Jonathan Toews et Sidney Crosby sont bel et bien les deux meilleurs joueurs au monde. Comme à Vancouver, ils ont prêché par l’exemple et ont montré la voie lors du match le plus important du tournoi, en marquant les deux premiers buts, décisifs. Quelle classe et quelle présence sur la glace, tant dans un jeu offensif étincelant que dans un travail défensif hors du commun. Phénoménal.
Le but légendaire en prolongations du numéro 87 à Vancouver avait délivré toute une nation, l’or du soulagement au Canada. Hier, son break fabuleux et son 2-0 était également synonyme de victoire, mais cette fois l’or de la domination. Troisième médaille d’or en quatre Olympiades pour le Canada, qui plus est sur cette grande glace où ils avaient échoué à Nagano et à Turin. Et en Russie, dont le tournoi de hockey devait en être le couronnement. Devant un public de plus en plus silencieux tellement le suspense était inexistant, prêt à soutenir la Suède mais resté sans voix au vu de la prestation stratosphérique des Canadiens. Un journaliste a remarqué que le Bolchoï Ice Dome ressemblait plus au Bolchoï Ballet.

La Machine Rouge à la feuille d’érable

Le Canada est bien la nouvelle Grande Machine Rouge, la Machine Rouge au drapeau d’érable. Mais contrairement à la Sbornaja des années 70 et 80, cette équipe n’est pas issue d’un régime militaire et contrôlé, où les plus talentueux s’entraînaient jour et nuit ensemble. Et surtout, ils avaient en face d’eux une vraie opposition, les meilleurs joueurs au monde, pas les amateurs que Makarov et sa bande déclassaient régulièrement, marquant sans même lever les bras, le visage fermé. D’ailleurs, à la cérémonie de clôture, le gardien légendaire soviet Tretiak, allumeur de la flamme porteur de tellement d’espoirs russes, était en larmes et a déclaré ne pas se sentir à sa place. Il comprenait plus que n’importe quel autre la portée du triomphe canadien et de l’humiliation russe.
En 2014, le prototype du hockey du XXIe siècle est un ensemble de stars, tout à fait libres, débarquant de l’avion deux jours avant le début du tournoi, avec le championnat NHL dans les jambes. Ils doivent s’habituer instantanément à leurs nouveaux coéquipiers, les dimensions plus grandes de la patinoire et une ligne de conduite différente au niveau de l’arbitrage. Tout cela sous une pression immense, chaque combinaison de lignes étaient instantanément relayée au Canada, discutée et critiquée par les medias, 24 heures sur 24.

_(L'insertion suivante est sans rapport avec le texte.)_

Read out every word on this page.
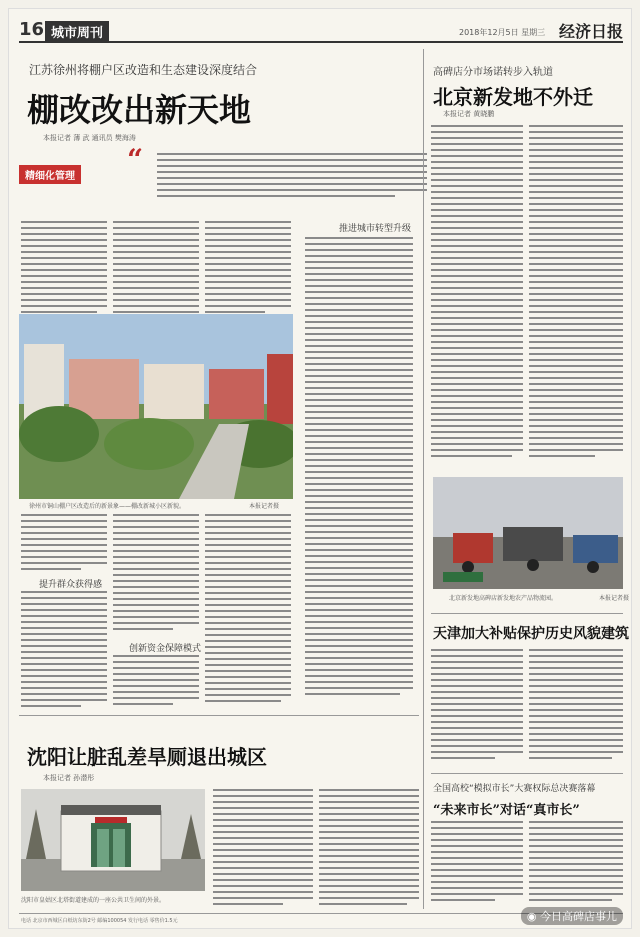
16 城市周刊	2018年12月5日 星期三 经济日报
江苏徐州将棚户区改造和生态建设深度结合
棚改改出新天地
本报记者 薄 武 通讯员 樊海涛
精细化管理
“
推进城市转型升级
徐州市铜山棚户区改造后的新景象——棚改新城小区新貌。	本报记者摄
提升群众获得感
创新资金保障模式
高碑店分市场诺转步入轨道
北京新发地不外迁
本报记者 黄晓鹏
北京新发地高碑店新发地农产品物流园。	本报记者摄
天津加大补贴保护历史风貌建筑
全国高校“模拟市长”大赛权际总决赛落幕
“未来市长”对话“真市长”
沈阳让脏乱差旱厕退出城区
本报记者 孙潜彤
沈阳市皇姑区北塔街道建成的一座公共卫生间的外景。
电话 北京市西城区白纸坊东街2号 邮编100054 发行电话 零售价1.5元	◉ 今日高碑店事儿
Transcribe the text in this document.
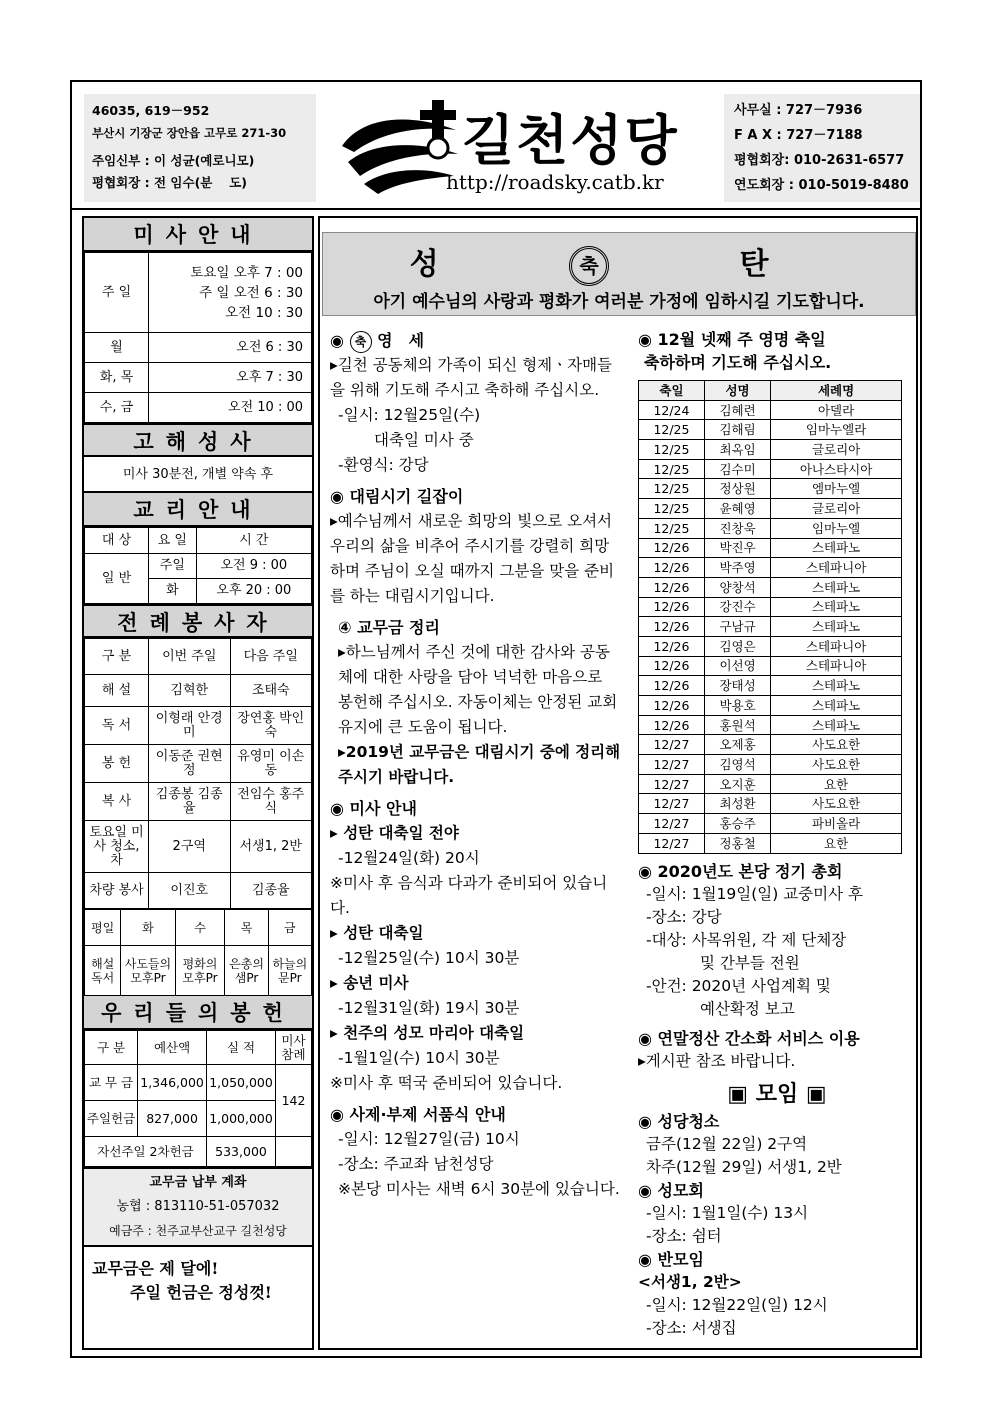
46035, 619－952
부산시 기장군 장안읍 고무로 271-30
주임신부 : 이 성균(예로니모)
평협회장 : 전 임수(분　 도)
길천성당
http://roadsky.catb.kr
사무실 : 727－7936
F A X : 727－7188
평협회장: 010-2631-6577
연도회장 : 010-5019-8480
미사안내
주 일	토요일 오후 7 : 00
주 일 오전 6 : 30
오전 10 : 30

월	오전 6 : 30
화, 목	오후 7 : 30
수, 금	오전 10 : 00
고해성사
미사 30분전, 개별 약속 후
교리안내
대 상	요 일	시 간
일 반	주일	오전 9 : 00
	화	오후 20 : 00
전례봉사자
구 분	이번 주일	다음 주일
해 설	김혁한	조태숙
독 서	이형래 안경미	장연홍 박인숙
봉 헌	이동준 권현정	유영미 이손동
복 사	김종봉 김종율	전임수 홍주식
토요일 미사 청소, 차	2구역	서생1, 2반
차량 봉사	이진호	김종율
평일	화	수	목	금
해설 독서	사도들의모후Pr	평화의 모후Pr	은총의 샘Pr	하늘의 문Pr
우리들의봉헌
구 분	예산액	실 적	미사 참례
교 무 금	1,346,000	1,050,000	142
주일헌금	827,000	1,000,000	
자선주일 2차헌금		533,000	
교무금 납부 계좌
농협 : 813110-51-057032
예금주 : 천주교부산교구 길천성당
교무금은 제 달에!
주일 헌금은 정성껏!
성	축	탄
아기 예수님의 사랑과 평화가 여러분 가정에 임하시길 기도합니다.
◉ 축 영　세
▸길천 공동체의 가족이 되신 형제ㆍ자매들을 위해 기도해 주시고 축하해 주십시오.
-일시: 12월25일(수)
대축일 미사 중
-환영식: 강당
◉ 대림시기 길잡이
▸예수님께서 새로운 희망의 빛으로 오셔서 우리의 삶을 비추어 주시기를 강렬히 희망하며 주님이 오실 때까지 그분을 맞을 준비를 하는 대림시기입니다.
④ 교무금 정리
▸하느님께서 주신 것에 대한 감사와 공동체에 대한 사랑을 담아 넉넉한 마음으로 봉헌해 주십시오. 자동이체는 안정된 교회 유지에 큰 도움이 됩니다.
▸2019년 교무금은 대림시기 중에 정리해 주시기 바랍니다.
◉ 미사 안내
▸ 성탄 대축일 전야
-12월24일(화) 20시
※미사 후 음식과 다과가 준비되어 있습니다.
▸ 성탄 대축일
-12월25일(수) 10시 30분
▸ 송년 미사
-12월31일(화) 19시 30분
▸ 천주의 성모 마리아 대축일
-1월1일(수) 10시 30분
※미사 후 떡국 준비되어 있습니다.
◉ 사제·부제 서품식 안내
-일시: 12월27일(금) 10시
-장소: 주교좌 남천성당
※본당 미사는 새벽 6시 30분에 있습니다.
◉ 12월 넷째 주 영명 축일
축하하며 기도해 주십시오.
축일	성명	세례명
12/24	김혜련	아델라
12/25	김해림	임마누엘라
12/25	최옥임	글로리아
12/25	김수미	아나스타시아
12/25	정상원	엠마누엘
12/25	윤혜영	글로리아
12/25	진창욱	임마누엘
12/26	박진우	스테파노
12/26	박주영	스테파니아
12/26	양창석	스테파노
12/26	강진수	스테파노
12/26	구남규	스테파노
12/26	김영은	스테파니아
12/26	이선영	스테파니아
12/26	장태성	스테파노
12/26	박용호	스테파노
12/26	홍원석	스테파노
12/27	오제홍	사도요한
12/27	김영석	사도요한
12/27	오지훈	요한
12/27	최성환	사도요한
12/27	홍승주	파비올라
12/27	정홍철	요한
◉ 2020년도 본당 정기 총회
-일시: 1월19일(일) 교중미사 후
-장소: 강당
-대상: 사목위원, 각 제 단체장
및 간부들 전원
-안건: 2020년 사업계획 및
예산확정 보고
◉ 연말정산 간소화 서비스 이용
▸게시판 참조 바랍니다.
▣ 모임 ▣
◉ 성당청소
금주(12월 22일) 2구역
차주(12월 29일) 서생1, 2반
◉ 성모회
-일시: 1월1일(수) 13시
-장소: 쉼터
◉ 반모임
<서생1, 2반>
-일시: 12월22일(일) 12시
-장소: 서생집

Le triomphe de Mike Babcock

On ne va pas revenir ici sur tous les facteurs qui ont permis ce sacre, soit les 10 raisons pour lesquelles le Canada allait devenir champion olympique. Cependant, encore plus qu’à Vancouver, cette médaille d’or est celle du coach Mike Babcock et de son extraordinaire entourage, à qui Steve Yzerman, le directeur exécutif, a fait une confiance totale.
En effet, Getzlaf disait à ses coéquipiers sur le banc au troisème tiers «c’est comme au hockey en salle, les gars» («it’s all about ball hockey, guys»). Il faisait référence au «camp d’orientation» olympique à la fin de l’été 2013 où Babcock avait annoncé aux olympiens potentiels réunis un week-end que la clé sur la grande glace à Sotchi serait la défense. Le coach des Red Wings avait ainsi déjà mis en place certains exercices et automatismes dans le cadre du hockey en salle, les joueurs ne pouvant évoluer sur la glace pour des raisons d’assurance. C’était le début d’un long processus, d’une attention à chaque détail, tant dans la sélection des joueurs que dans la recherche de la composition parfaite de l’équipe lors de la première semaine du tournoi, des ajustements constants, avec une volonté et une détermination extraordinaires, sans prendre aucune attention aux multiples critiques et craintes de la presse canadienne. Jamais Babcock n’a douté. Ses joueurs non plus. 
Résultat des courses : 6 matchs, 6 victoires, 3 buts encaissés dans tout le tournoi. En demi-finale, contre les USA, la seule équipe qui aurait pu les mettre en difficulté, et en finale contre la grande Suède ; deux blanchissages pour Carey Price, qui enfin est reconnu à sa juste valeur. Toutes les stars ont laissé leur ego au vestiaire, pour jouer avec une discipline, une vitesse et une intensité extraordinaire. La plus grande performance défensive de tous les temps.

Une équipe jusqu’au bout

A 6 minutes de la fin, avec le score de 3-0, le gros plan sur le banc canadien était révélateur. Chacun le regard concentré, prêt pour le prochain shift, aucun sourire, ne rien lâcher jusqu’au bout. Le professionnalisme ultime. Cet esprit d’équipe, on l’a retrouvé même lors de la cérémonie de remise des médailles où le troisième gardien, Mike Smith, et P.K. Subban, surnuméraire (!), s’étaient quand même équipés pour recevoir la médaille, ce dernier aidant en souriant Tavares, blessé jusqu’à la fin de la saison contre la Lettonie, à traverser la glace pour recevoir le précieux métal.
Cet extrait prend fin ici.